Comme si cela ne suffisait pas à notre désarroi, le projet prévoyait en plus, le transfert de toutes les prérogatives du conseil constitutionnel au premier ministre en cas de circonstances exceptionnelles sans préciser la nature de ces circonstances.
Pour faire passer la pilule, on invente un faux problème, comme lors du faux-débat sur la laïcité.
Cette fois-ci, c'est au tour de la fac des lettres de Mannouba d'être la scène de cette mascarade visant uniquement à faire diversion sur le théâtre où se joue réellement notre avenir à savoir l'assemblée constituante.
Des sit-inneurs qui n'ont pour la grande majorité rien à voir avec la faculté, viennent réclamer que les filles en niqab puissent passer leurs examens contrairement à ce qui a été voté le 2 novembre dans le conseil scientifique de cette même faculté.
La nuit, j'y étais aussi. J'ai discuté avec ces jeunes, qui réclamaient rien de moins que: l'annulation de la mixité, que les filles soient dirigées par des femmes et que les hommes n'enseignent qu'aux garçons. Certains parlent même de cours en désaccord avec la chariâa et de profs qu'il faudra limoger parce qu'ils sont "mécréants".
Je me suis abstenu de répondre. Ce débat est moyenâgeux, pour le moins stérile et très loin d'être la priorité du moment !

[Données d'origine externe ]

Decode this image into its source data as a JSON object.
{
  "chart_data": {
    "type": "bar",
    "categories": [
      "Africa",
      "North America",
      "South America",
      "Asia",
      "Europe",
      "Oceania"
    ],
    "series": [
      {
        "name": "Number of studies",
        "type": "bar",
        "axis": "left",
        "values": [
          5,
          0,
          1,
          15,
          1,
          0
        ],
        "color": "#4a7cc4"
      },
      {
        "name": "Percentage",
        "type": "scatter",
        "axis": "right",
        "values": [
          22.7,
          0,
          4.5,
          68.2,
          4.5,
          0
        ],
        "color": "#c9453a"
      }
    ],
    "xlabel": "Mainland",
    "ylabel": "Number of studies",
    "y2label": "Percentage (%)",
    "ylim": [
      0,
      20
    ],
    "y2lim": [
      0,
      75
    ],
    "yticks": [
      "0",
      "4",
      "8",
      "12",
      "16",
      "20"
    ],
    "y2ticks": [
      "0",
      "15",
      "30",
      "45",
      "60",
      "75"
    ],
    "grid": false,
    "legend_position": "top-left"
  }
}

Le réseau Dostourna commence par appeler à une manifestation au Bardo pour faire entendre notre mécontentement vis à vis de de ce "coup d'état institutionnel" comme l'appellera le journaliste du Nouvel Observateur.
La sauce commence à prendre. Mannouba vole la vedette au Bardo.
Tout le monde condamne les évènements de Mannouba et l'atteinte à l'indépendance de l'université.
Dilou monte au créneau au JT de 20 heures de tv7, use d'une langue de bois digne des années de plomb de Borhene Bsaies à la tête de la communication RCDiste.
Il affirme qu'un débat national devrait être entamé sur le niqab et le droit de ces demoiselles à un enseignement comme toutes les filles de leur âge.
Oui ! Vous ne rêvez pas ! Il réclame un débat national sur le niqab au moment où le pays coule économiquement et politiquement.
Pire encore, Jbali rapplique, il décrit le débat autour du niqab sur Express FM d'affaire nationale ! Excusez du peu !
Le sit-in du Bardo continue tout de même, malgré une vague de discréditation dans les médias officiels et les pages vendues à Ennahdha qui comptent des centaines de milliers de fans et qui mettent les moyens pour dépeindre des manifestants mécréants, franc-maçons, ennemis de Dieu qui s'obstinent à attaquer l'Islam.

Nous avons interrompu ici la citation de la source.